SecOps Engineer

In this role you will lead the charge in securing and scaling our infrastructure and CI/CD pipelines for regulated clinical software. Working cross-functionally with engineering, QA, product, and regulatory teams, you’ll design, implement, and monitor secure, traceable DevOps workflows. You enable rapid, compliant delivery of Software as a Medical Device (SaMD) products.

Please note: this role requires office presence for 3 days a week. Our office is in Farringdon, London. If you can't commit to this, please don't apply.

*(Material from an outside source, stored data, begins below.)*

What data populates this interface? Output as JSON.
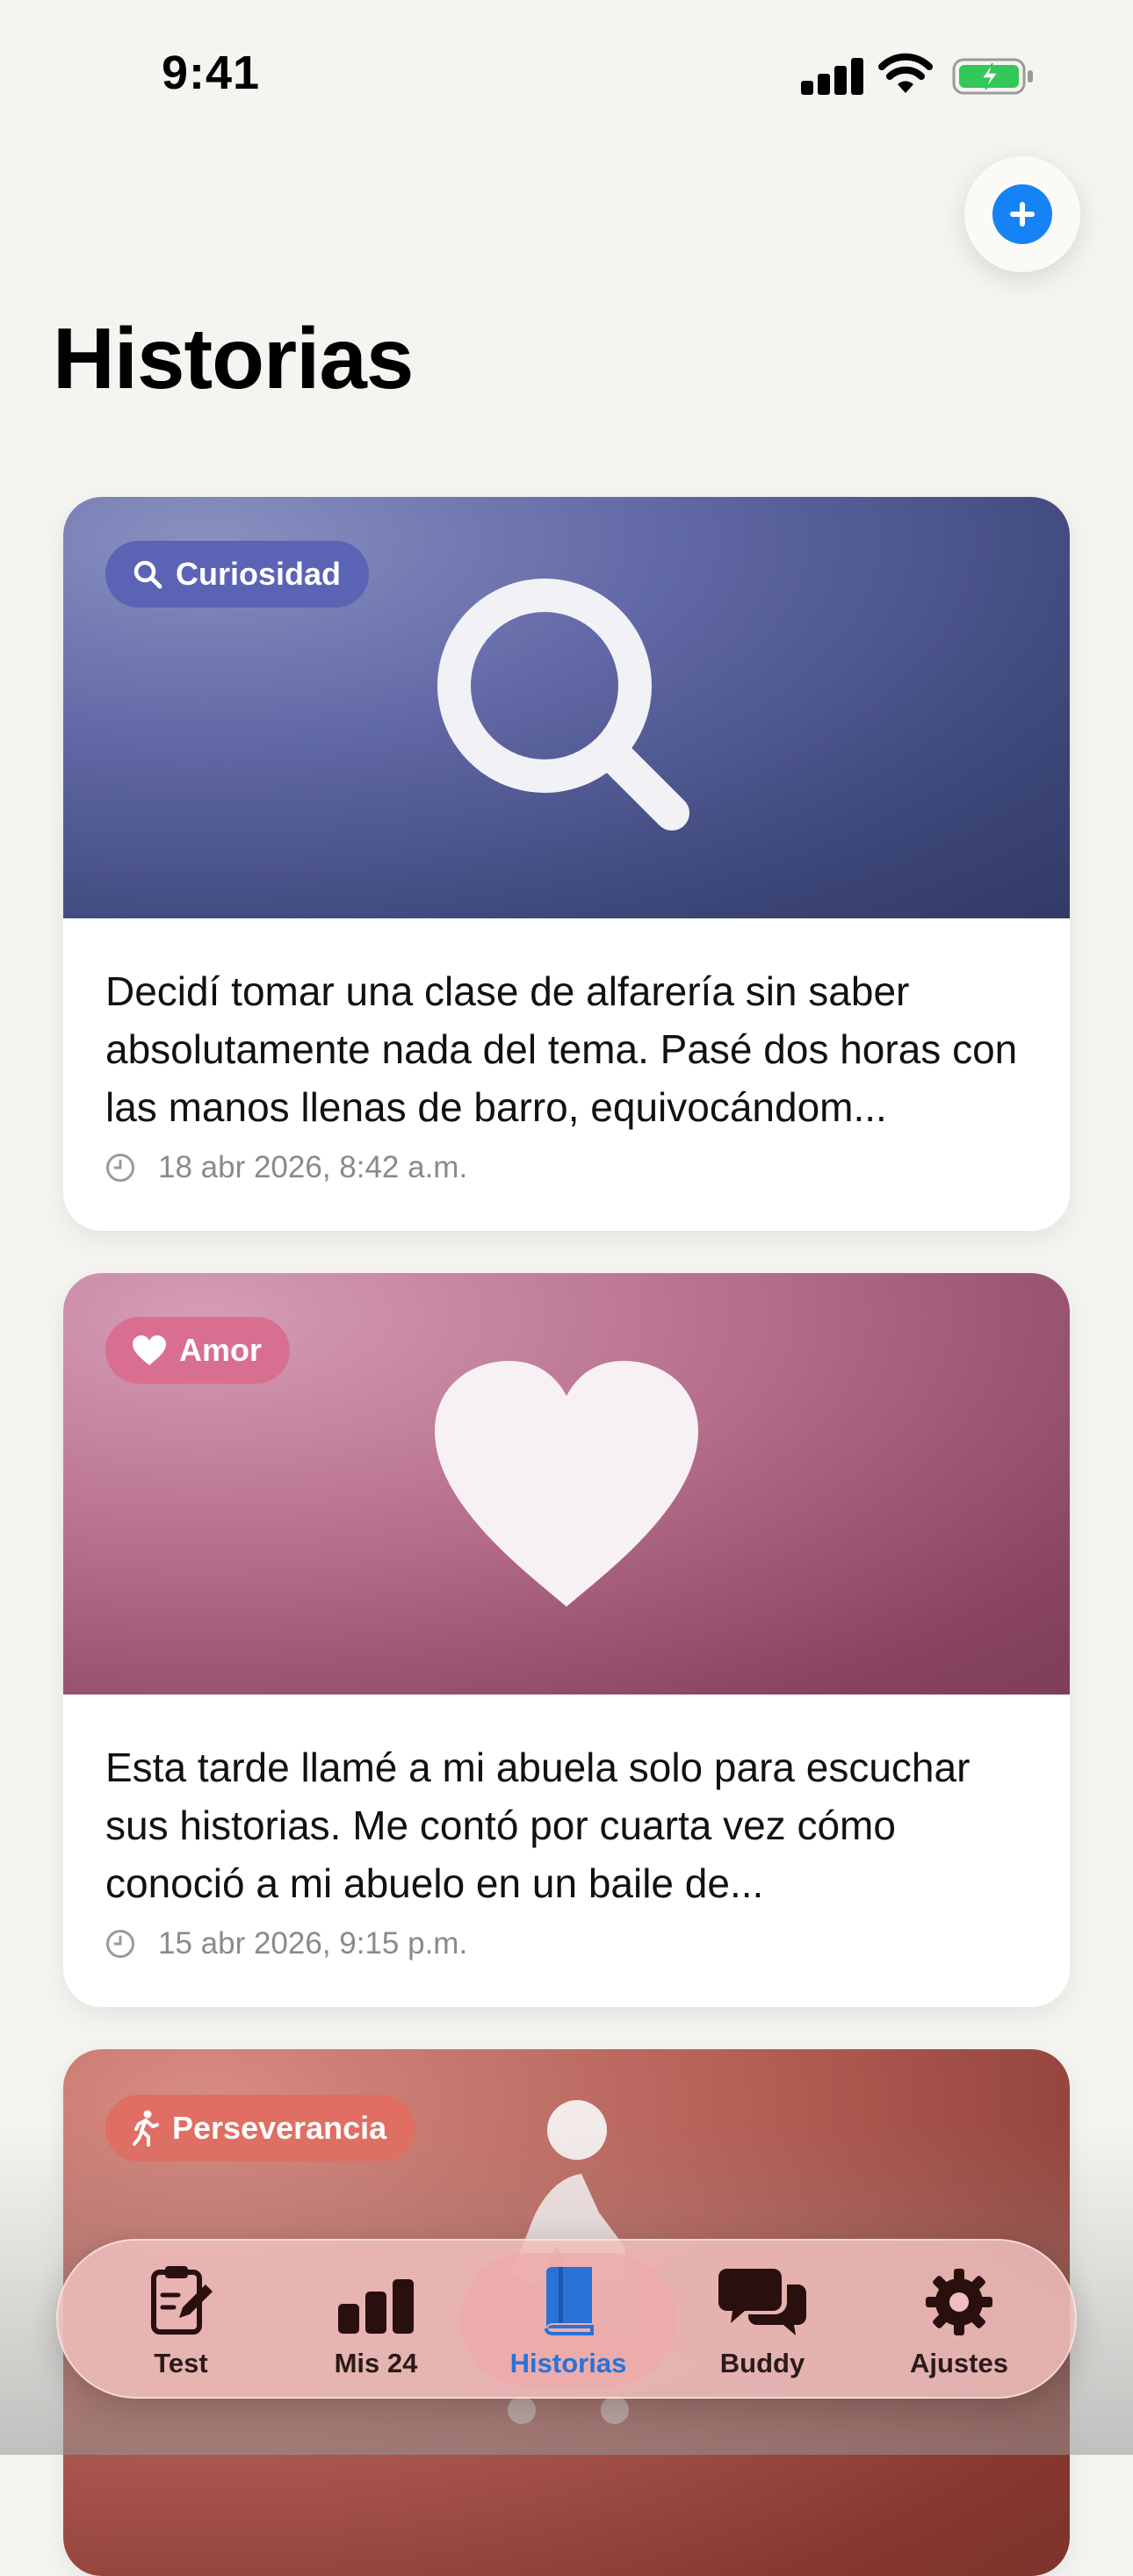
{
  "status_bar": {
    "time": "9:41"
  },
  "header": {
    "title": "Historias"
  },
  "colors": {
    "accent": "#1583f6",
    "tab_active": "#2a72d6"
  },
  "stories": [
    {
      "category": "Curiosidad",
      "category_icon": "search-icon",
      "text": "Decidí tomar una clase de alfarería sin saber absolutamente nada del tema. Pasé dos horas con las manos llenas de barro, equivocándom...",
      "date": "18 abr 2026, 8:42 a.m.",
      "theme_color": "#5a63b4"
    },
    {
      "category": "Amor",
      "category_icon": "heart-icon",
      "text": "Esta tarde llamé a mi abuela solo para escuchar sus historias. Me contó por cuarta vez cómo conoció a mi abuelo en un baile de...",
      "date": "15 abr 2026, 9:15 p.m.",
      "theme_color": "#d96f90"
    },
    {
      "category": "Perseverancia",
      "category_icon": "walking-figure-icon",
      "theme_color": "#e06e62"
    }
  ],
  "tab_bar": {
    "active": "Historias",
    "tabs": [
      {
        "label": "Test",
        "icon": "clipboard-edit-icon"
      },
      {
        "label": "Mis 24",
        "icon": "bar-chart-icon"
      },
      {
        "label": "Historias",
        "icon": "book-icon"
      },
      {
        "label": "Buddy",
        "icon": "chat-bubbles-icon"
      },
      {
        "label": "Ajustes",
        "icon": "gear-icon"
      }
    ]
  }
}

• Own SecOps across our stack by managing secure AWS infrastructure, CI/CD pipelines, and developer environments using least-privilege and zero-trust principles.
• Integrate automated security scans (Snyk, Docker, IaC) into all stages of the SDLC.
• Design, implement, and maintain AWS infrastructure as code using Terraform and Ansible
• Deliver threat models and drive remediations across cloud services (EC2, S3, RDS, etc.).
• Build Docker-first workflows with image scanning, tagging, and artifact management.
• Write and own SOPs for secure deployment and incident response aligned to ISO 27001 and IEC 62304.
• Extend observability through CloudWatch/ELK stack dashboards, anomaly detection, and alerting for security and performance monitoring.
• Support Transformation team by resolving any security queries that clients might have in their onboarding & deployment

3 months

• Complete access audits and enforce secure MFA + least-privilege access across AWS, Bitbucket, and key tools
• Identify and remediate top 5 security risks in CI/CD pipelines and cloud architecture
• Fully integrate Snyk into all pipelines with automated alerts and reporting

6 months

• Mature pipelines to support automated tests, security gates, and gated deploys across all services

12 months

• Implement full-stack observability with anomaly alerts and dashboards for security and reliability using the ELK stack

• Have deep expertise in: Cloud Infrastructure (AWS): EC2, S3, RDS, IAM, VPC, CloudWatch, CloudTrail, Lambda, SQS/SNS
• CI/CD Pipelines: Bitbucket Pipelines (or similar), multi-stage pipeline management, gated deployments
• Security Operations: Snyk, IAM policies, threat modeling, zero-trust access, MFA, secrets management
• Implementing and automating compliance requirements (IEC 62304, ISO 27001, HIPAA, MDR)
• Delivering secure software pipelines for Node.js, React, and Docker-based services
• Writing secure deployment ansible playbooks and participating in internal audits or regulatory submissions
• Production workloads supported by Terraform and ansible, hosted on AWS
• Strong networking knowledge, including VPCs, subnets, routing tables, security groups, and NACLs, route53, load balancers

• Takes ownership: full accountability for infra, tooling, and controls; sees it through to completion.
• Bias for automation: believes manual work should be temporary, builds repeatable pipelines and workflows.
• Detail obsessed: doesn't miss the small stuff. Every commit, config, and policy matters in regulated software.
• Clear communicator: explains risks, trade-offs, and technical plans to both engineers and non-tech stakeholders.
• Collaborative & pragmatic: works well across disciplines and adapts to real-world constraints.

• Competitive salary
• Share options package - all our employees have ownership in the company
• Private healthcare
• 25 days annual leave (5 day company shutdown in August + bank holidays)
• Enhanced parental leave - includes adoption & foster
• Bike to work scheme
• Training budget
• Weekly catch-ups, monthly meetings to talk about you, your ambitions and make plans
• Lots of fun social activities including company offsite!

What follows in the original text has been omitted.